ROS 2 grew up. The honest assessment of where it is bulletproof and where you still need to be careful.
For most of ROS's life, "ROS in production" was an oxymoron. ROS 1 was a research framework that academic labs used to publish papers. ROS 2 — particularly Humble (LTS) and the newer Iron and Jazzy releases — is the version that actually ships in commercial robots. We have deployed ROS 2 across autonomous warehouse pickers, agricultural drones, and inspection robots. Here is the field report.
What ROS 2 got right
- DDS as the transport. Real-time, multicast, with QoS controls. Well-suited to production.
- Component lifecycle. Lifecycle nodes have explicit states (unconfigured, inactive, active, finalized). Deterministic startup, deterministic shutdown.
- Native Windows and macOS support. Cross-platform CI is finally tractable.
- Security primitives. SROS2 (Secure ROS 2) integrates DDS security: authentication, encryption, access control. Enterprise-deployable.
What still needs care
- QoS configuration. Get it wrong and your messages drop or your CPU spikes. The defaults are not always right.
- DDS implementation choice. Cyclone DDS, Fast DDS, RTI Connext — they have different performance characteristics and bugs. Pick deliberately.
- Build system complexity. Colcon plus ament plus CMake plus rosdep. The learning curve is real.
- Bridge to ROS 1. If you have legacy ROS 1 components, the bridge works but adds latency and operational complexity.
Patterns from production
- Containerize everything. Docker images per ROS 2 package. Reproducible builds, hash-pinned dependencies, deployable in air-gapped factories.
- Lifecycle nodes for everything that touches hardware. The state machine forces you to think about startup ordering and recovery.
- Custom QoS profiles per topic. Sensor data: best-effort, depth 1. Mission state: reliable, transient-local. Don't use defaults.

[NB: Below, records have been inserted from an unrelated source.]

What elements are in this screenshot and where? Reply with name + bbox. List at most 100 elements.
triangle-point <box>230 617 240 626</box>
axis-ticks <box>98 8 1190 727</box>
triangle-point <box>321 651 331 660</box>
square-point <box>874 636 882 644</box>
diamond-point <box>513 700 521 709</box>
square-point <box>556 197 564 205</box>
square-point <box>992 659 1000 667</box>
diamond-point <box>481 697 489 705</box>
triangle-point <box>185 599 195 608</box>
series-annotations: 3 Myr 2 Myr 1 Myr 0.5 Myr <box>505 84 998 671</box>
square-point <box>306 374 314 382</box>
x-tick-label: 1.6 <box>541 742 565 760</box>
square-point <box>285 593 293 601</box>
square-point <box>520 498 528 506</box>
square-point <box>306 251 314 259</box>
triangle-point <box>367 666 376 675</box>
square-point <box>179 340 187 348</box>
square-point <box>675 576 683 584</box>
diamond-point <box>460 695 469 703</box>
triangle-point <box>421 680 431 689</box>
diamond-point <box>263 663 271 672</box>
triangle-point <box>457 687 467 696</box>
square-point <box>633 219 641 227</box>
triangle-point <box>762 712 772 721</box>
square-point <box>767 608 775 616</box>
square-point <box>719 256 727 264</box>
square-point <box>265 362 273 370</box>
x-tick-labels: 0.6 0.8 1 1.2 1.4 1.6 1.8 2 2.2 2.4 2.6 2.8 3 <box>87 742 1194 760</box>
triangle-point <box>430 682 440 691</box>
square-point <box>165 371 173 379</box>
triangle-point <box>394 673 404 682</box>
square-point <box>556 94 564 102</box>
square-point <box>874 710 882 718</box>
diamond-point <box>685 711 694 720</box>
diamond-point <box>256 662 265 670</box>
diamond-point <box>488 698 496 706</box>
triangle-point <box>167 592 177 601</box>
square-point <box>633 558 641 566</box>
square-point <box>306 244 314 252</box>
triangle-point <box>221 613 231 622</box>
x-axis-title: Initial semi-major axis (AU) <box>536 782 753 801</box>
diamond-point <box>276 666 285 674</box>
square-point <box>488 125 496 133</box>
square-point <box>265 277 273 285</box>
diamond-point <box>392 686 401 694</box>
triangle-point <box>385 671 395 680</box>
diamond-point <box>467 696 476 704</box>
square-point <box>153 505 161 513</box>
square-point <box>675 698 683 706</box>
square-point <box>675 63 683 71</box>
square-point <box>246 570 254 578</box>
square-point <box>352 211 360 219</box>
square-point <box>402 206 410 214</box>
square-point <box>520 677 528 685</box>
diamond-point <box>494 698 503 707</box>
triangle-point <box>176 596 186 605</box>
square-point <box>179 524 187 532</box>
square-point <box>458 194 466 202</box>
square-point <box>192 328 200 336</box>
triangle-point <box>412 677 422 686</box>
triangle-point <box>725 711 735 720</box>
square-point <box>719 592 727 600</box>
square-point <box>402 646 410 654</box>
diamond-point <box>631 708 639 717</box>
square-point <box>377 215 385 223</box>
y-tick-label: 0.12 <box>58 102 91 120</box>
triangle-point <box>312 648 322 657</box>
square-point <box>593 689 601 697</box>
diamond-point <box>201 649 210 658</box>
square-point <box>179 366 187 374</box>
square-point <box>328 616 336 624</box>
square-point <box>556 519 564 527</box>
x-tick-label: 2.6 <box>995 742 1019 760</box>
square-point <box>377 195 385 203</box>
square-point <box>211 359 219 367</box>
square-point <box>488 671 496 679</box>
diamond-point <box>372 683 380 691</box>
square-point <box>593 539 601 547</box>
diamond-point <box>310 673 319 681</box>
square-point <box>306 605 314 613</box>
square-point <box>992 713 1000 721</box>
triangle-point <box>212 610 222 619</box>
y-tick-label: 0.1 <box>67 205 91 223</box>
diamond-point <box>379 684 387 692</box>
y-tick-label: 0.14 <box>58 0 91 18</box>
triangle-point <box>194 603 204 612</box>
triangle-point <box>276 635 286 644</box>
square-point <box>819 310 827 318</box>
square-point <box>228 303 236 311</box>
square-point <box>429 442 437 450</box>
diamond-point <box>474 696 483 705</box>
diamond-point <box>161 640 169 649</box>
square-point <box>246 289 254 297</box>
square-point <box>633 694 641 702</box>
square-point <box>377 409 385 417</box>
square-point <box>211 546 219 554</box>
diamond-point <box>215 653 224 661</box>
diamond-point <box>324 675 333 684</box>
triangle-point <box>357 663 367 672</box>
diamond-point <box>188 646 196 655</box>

- Bag everything in production. rosbag2 records the full topic stream. When something breaks, you replay the day.
What we ship
For new robotics clients we default to ROS 2 Humble (LTS), Cyclone DDS, Docker Compose for orchestration, and rosbag2 + a lightweight ML pipeline for post-incident analysis. Every robot ships with telemetry to a central observability stack so we can debug fleet-wide issues from headquarters.
The takeaway
ROS 2 is no longer a research toy. It is a production-grade robotics middleware with the operational rough edges that any sufficiently mature platform has. Adopt it confidently; budget for the ramp.